With the second bunch of lines (beginning with 0.4), are gnuplot plot
commands to generate a line fit and some parabolic confidence line
fits. Cut and paste the lines into a gnuplot plot command like:
plot \
(0.455647840532*x + 1.145348837209) + ((0.158952133458*sqrt(1.000000000000 + 0.333333333333+(x-30.333333333333)*(x-30.333333333333)/(2961.000000000000-3*920.111111111111))))*2.920000000000 title 'max fit' with lines 2, \
0.455647840532*x + 1.145348837209 title 'best fit', \
(0.455647840532*x + 1.145348837209) - ((0.158952133458*sqrt(1.000000000000 + 0.333333333333+(x-30.333333333333)*(x-30.333333333333)/(2961.000000000000-3*920.111111111111))))*2.920000000000 title 'min fit' with lines 2
BUGS
For more than 30 samples, there is an approximation for the T table
values used in computing confidence intervals. For fewer than 30
samples, the numbers must be looked up in a table. Because the author
of this program is lazy, only table values for 95% have been
recorded. Fortunately, 95% confidence intervals are quite common.
This man page could do a lot towards describing the relevance and
meaning of the statistics reported by stats. For example, what
significance does a correlation of 0.60 have? How are confidence
intervals to be interpreted?

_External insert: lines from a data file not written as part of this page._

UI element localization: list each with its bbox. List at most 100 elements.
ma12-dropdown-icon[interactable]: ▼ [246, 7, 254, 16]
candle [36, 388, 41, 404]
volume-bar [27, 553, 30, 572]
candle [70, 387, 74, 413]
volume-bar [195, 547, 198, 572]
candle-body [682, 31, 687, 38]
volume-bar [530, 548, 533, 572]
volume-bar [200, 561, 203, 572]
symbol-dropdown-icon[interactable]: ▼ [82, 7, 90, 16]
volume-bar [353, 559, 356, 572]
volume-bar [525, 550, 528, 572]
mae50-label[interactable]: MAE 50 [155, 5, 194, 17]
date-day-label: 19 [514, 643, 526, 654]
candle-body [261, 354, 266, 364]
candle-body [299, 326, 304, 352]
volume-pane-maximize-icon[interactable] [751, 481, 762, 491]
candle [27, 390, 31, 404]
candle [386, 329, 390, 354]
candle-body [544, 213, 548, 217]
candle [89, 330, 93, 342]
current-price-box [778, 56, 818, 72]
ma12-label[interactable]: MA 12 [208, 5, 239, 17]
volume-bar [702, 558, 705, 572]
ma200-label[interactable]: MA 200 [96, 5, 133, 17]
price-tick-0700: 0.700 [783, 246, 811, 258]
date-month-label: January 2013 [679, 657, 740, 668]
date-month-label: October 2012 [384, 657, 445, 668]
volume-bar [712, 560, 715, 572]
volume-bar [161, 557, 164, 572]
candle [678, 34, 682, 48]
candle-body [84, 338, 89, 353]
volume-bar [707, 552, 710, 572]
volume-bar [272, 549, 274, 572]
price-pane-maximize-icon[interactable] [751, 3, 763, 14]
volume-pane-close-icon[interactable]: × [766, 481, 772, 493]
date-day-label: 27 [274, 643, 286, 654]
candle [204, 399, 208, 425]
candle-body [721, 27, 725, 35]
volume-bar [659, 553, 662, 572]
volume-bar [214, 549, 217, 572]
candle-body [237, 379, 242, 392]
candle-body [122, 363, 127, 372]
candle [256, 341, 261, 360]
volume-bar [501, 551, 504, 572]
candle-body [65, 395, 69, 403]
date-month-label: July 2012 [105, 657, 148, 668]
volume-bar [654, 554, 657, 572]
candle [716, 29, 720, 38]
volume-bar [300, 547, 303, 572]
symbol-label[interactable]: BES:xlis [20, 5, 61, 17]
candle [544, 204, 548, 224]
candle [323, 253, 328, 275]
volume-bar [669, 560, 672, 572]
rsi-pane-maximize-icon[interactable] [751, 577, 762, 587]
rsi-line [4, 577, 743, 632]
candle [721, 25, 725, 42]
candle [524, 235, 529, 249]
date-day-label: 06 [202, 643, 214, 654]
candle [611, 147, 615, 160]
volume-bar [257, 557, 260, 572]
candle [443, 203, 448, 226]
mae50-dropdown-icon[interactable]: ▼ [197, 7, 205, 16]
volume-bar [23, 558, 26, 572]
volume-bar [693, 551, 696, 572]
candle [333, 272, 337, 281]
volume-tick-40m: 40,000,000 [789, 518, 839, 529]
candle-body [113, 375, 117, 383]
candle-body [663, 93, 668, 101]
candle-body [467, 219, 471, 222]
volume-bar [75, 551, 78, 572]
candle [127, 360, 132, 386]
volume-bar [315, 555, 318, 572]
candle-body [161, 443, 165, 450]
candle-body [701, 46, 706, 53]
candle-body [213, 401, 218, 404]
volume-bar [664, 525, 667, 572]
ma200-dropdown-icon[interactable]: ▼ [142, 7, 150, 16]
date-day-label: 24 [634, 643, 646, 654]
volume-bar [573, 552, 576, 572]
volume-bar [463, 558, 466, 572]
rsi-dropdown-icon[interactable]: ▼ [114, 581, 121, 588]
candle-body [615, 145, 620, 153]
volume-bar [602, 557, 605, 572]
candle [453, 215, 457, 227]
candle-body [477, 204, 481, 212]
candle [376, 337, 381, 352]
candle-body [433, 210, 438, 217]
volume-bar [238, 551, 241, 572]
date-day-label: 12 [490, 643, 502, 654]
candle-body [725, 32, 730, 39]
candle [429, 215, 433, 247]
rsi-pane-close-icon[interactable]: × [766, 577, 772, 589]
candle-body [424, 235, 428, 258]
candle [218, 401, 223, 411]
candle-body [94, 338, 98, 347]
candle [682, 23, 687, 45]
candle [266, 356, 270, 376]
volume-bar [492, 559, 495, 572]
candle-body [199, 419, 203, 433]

What information can be gathered from
just the standard deviation?
FUTURE WORK
To do:
- Make stats read in an environment variable for command line flags.
- Add histogram capabilities.
- Add more T-Table values for less than 30 samples and non-95%
confidence intervals. 90% and 99% are good candidates.
- Add a test for normality.
- Add a perl script package that helps with parsing input files.
- Add hypothesis testing, including P-Values.
- Might be nice if stats generated a gnuplot file, both for the data
and for the control variables.
- Add summary statistics for paired data.